The only other white person in my line tried (and failed) to entice a young Rastafarian to join the Green Party, even though documentary filmmaker and writer LeAlan Marvin Jones is running for Obama’s Illinois Senate seat as a Green, and 9/11 Truther and former Georgia Rep. Cynthia McKinney ran for president as a Green in 2008. Census workers handing out goodie bags had better luck — and Chicago State University president Wayne Watson, in his opening remarks, encouraged “everyone to complete the Census form to be counted so that these critical dollars can be used most effectively to benefit the communities and programs that need them the most.”
Following Watson’s introduction and a prayer by a Catholic priest, Smiley asked his panelists, “Is there a need for a black agenda?” And is it “reductionist” and “exclusionary”?
“We are not un-American,” answered Dyson. “We are Ultra American,” and America must “look beyond the reality of racism, not race.”
Obama “is not the president of black America, he’s the president of all America,” Smiley said, reiterating that his sentiments were “rooted in love.” He earlier had placed a large, white cube bearing the word “love” on the panelists’ table to remind them of that. But they seemed to wonder whether Obama was reciprocating.
“I am glad that Barack Obama is president of all America, but black people helped make you president of all America!” West, whose enthusiastic jogging-and-bowing entrance had impressed the crowd, said.
The audience clapped and shouted, “Amen!”
“To have a black face in a high place leads us to forget so many black people are in the basement of the house!”
The clapping grew louder.
“We don’t have to ask permission to talk about black suffering!”
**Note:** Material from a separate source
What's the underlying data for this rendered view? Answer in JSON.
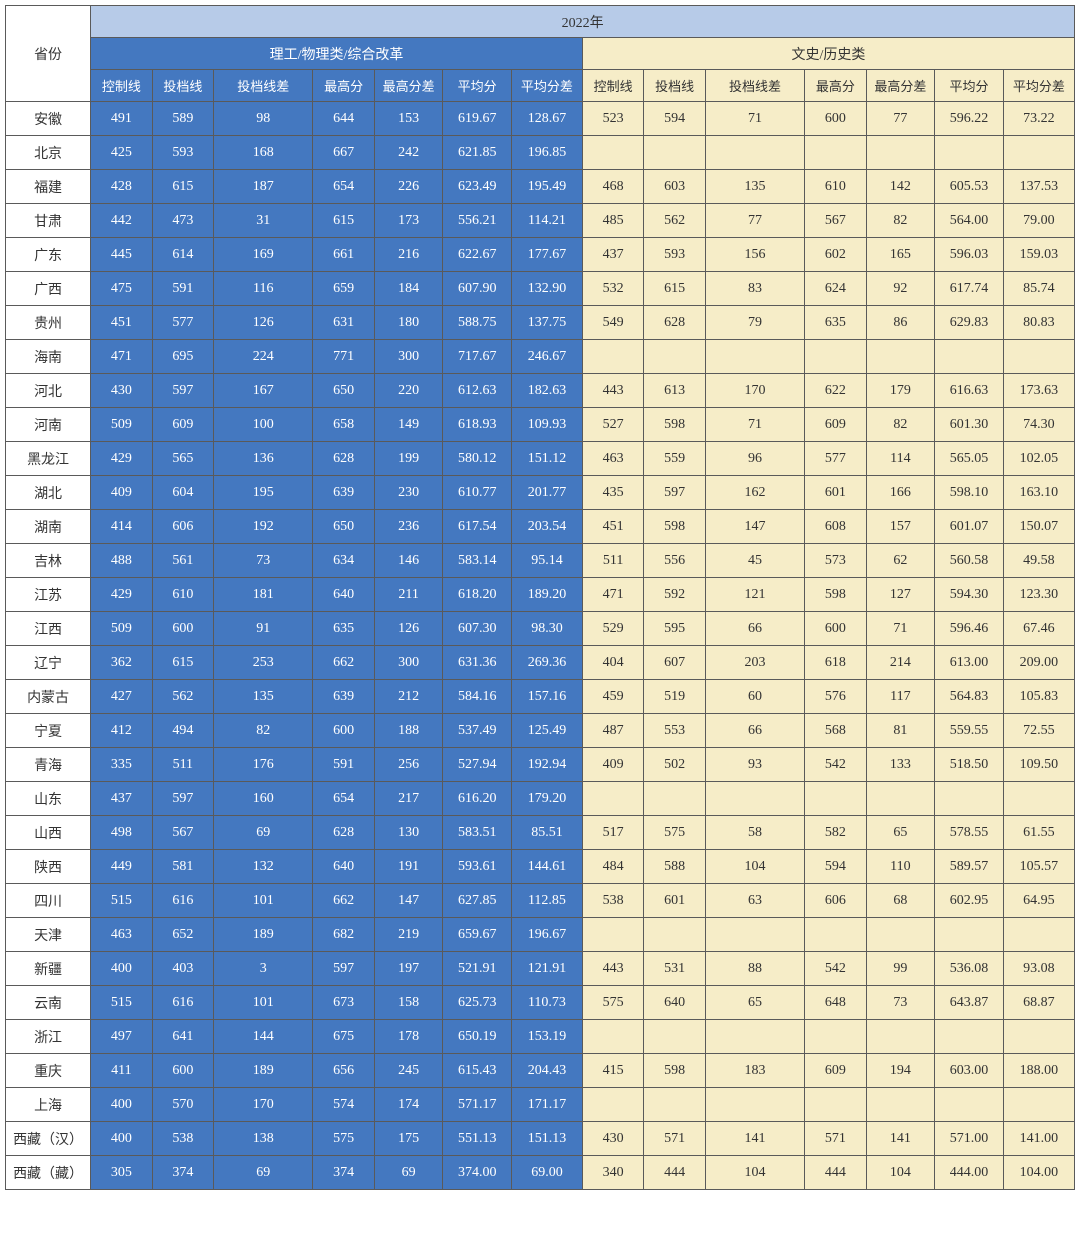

Smiley has hosted events like this for years, but they may be on the wane. He founded the “The State of the Black Union,” which CSPAN carried live since its inception in 2000. Perhaps recognizing that Obama’s State of the Union address rendered his own somewhat redundant, Smiley retired the conference in 2009. On Satursday, CSU’s three-tiered convocation center was barely half-full by the time Smiley’s panel started at 8 a.m. Hundreds of seats close to the the panelists had been set aside for CSU students, but few showed. Event staff spidered up the rows encouraging people, most of them middle-aged or older, to move down to the reserved rows.
Smiley isn’t oblivious to charges that events like his are becoming less relevant. After asking the panelists to explain whether they see a need for a black agenda, he told the audience that he’d received countless critical letters and e-mails since announcing the event three weeks ago. Smiley queried the panel about what black voters had been asked to do since Obama was elected.
“More black Chicagoans die of health disparities a year then died in the terrorist attacks 10 years ago,” the Rev. Jackson responded.
Smiley, slightly stunned, asked him again if Obama had engaged black voters since taking office.